Last weekend, the province of Idlib once again turned into the main hot point in Syria.
On November 30, Hayat Tahrir al-Sham, the Turkish-backed National Front for Liberation and several foreign Jihadi groups, including the Turkistan Islamic Party and Ajnad al-Kavkaz launched a major attack on positions of the Syrian Army in southeastern Idlib.
The advance started with an ambush of an army unit near Tell Dam. 6 soldiers were reportedly killed and 5 others were captured. Then, militants attacked and captured the villages of Sarjah, Ejaz, Rasm al-Ward and Istablat. Pro-militant sources claimed that at least 2 units of army military equipment were destroyed there.
Photos and videos from the ground showed that in many cases terrorists used Turkish-supplied weapons, like HY-12 mortars and HAR-66 anti-tank weapons.
The Syrian Air Force and the Russian Aerospace Forces responded with intense airstrikes on militants’ columns and facilities, as well as provided close air support to soldiers defending their positions. As always pro-militant sources claimed that airstrikes hit civilian targets only.
On December 1, the Syrian Army launched a counter-attack recapturing Ejaz. Government troops also re-entered Sarjah and several areas around it. The situation is developing.
The recent escalation in southern Idlib may lead to resumption of large-scale hostilities and lead to a new ground offensive of the Syrian Army in the region. Greater Idlib will remain the zone of instability as long as groups like Hayat Tahrir al-Sham and its allies operate there. So, this threat should be eliminated.
The National Front for Liberation is a Turkish-backed coalition of militant groups, and a part of the Turkish-controlled fraction known as the Syrian National Army. The Syrian National Army is the main proxy force of Turkey in northeastern Syria. Therefore, the Ankara government bears at least a partial responsibility for hostile actions of its proxies.

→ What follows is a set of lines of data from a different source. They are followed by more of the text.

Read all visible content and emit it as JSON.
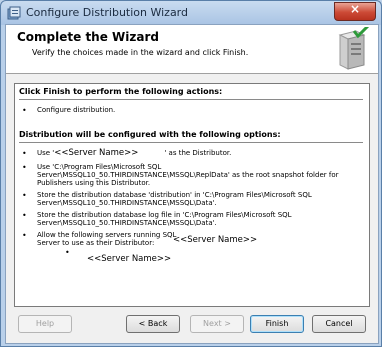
{
  "window": {
    "title": "Configure Distribution Wizard"
  },
  "header": {
    "title": "Complete the Wizard",
    "subtitle": "Verify the choices made in the wizard and click Finish."
  },
  "summary": {
    "actions_heading": "Click Finish to perform the following actions:",
    "actions": [
      "Configure distribution."
    ],
    "options_heading": "Distribution will be configured with the following options:",
    "options": {
      "use_distributor_prefix": "Use '",
      "server_name_1": "<<Server Name>>",
      "use_distributor_suffix": "' as the Distributor.",
      "snapshot_folder": "Use 'C:\\Program Files\\Microsoft SQL Server\\MSSQL10_50.THIRDINSTANCE\\MSSQL\\ReplData' as the root snapshot folder for Publishers using this Distributor.",
      "db_file": "Store the distribution database 'distribution' in 'C:\\Program Files\\Microsoft SQL Server\\MSSQL10_50.THIRDINSTANCE\\MSSQL\\Data'.",
      "log_file": "Store the distribution database log file in 'C:\\Program Files\\Microsoft SQL Server\\MSSQL10_50.THIRDINSTANCE\\MSSQL\\Data'.",
      "allow_servers": "Allow the following servers running SQL Server to use as their Distributor:",
      "server_name_2": "<<Server Name>>",
      "server_name_3": "<<Server Name>>"
    }
  },
  "buttons": {
    "help": "Help",
    "back": "< Back",
    "next": "Next >",
    "finish": "Finish",
    "cancel": "Cancel"
  },
  "colors": {
    "title_bar": "#c9dcf0",
    "close_button": "#cc4a36"
  }
}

At the same time, the situation became relatively stable in northeastern Syria. Over the past days, there have been no intense fighting between Turkish-led forces and the Kurdish-dominated Syrian Democratic Forces.
On November 30, the Russian Military Police established an observation point in the border town of Amuda in northern al-Hasakah. The point is located in a large building that has been reportedly used by the Kurdish Women’s Protection Units as a military academy.
Under the Turkish-Russian agreement on northeastern Syria, Kurdish units have to be withdrawn from a 30km zone near the Turkish border and the ceasefire has to be established in the area. Russian forces likely create these observation posts to monitor the ceasefire and propel a political dialogue between the Kurdish leadership and the Assad government.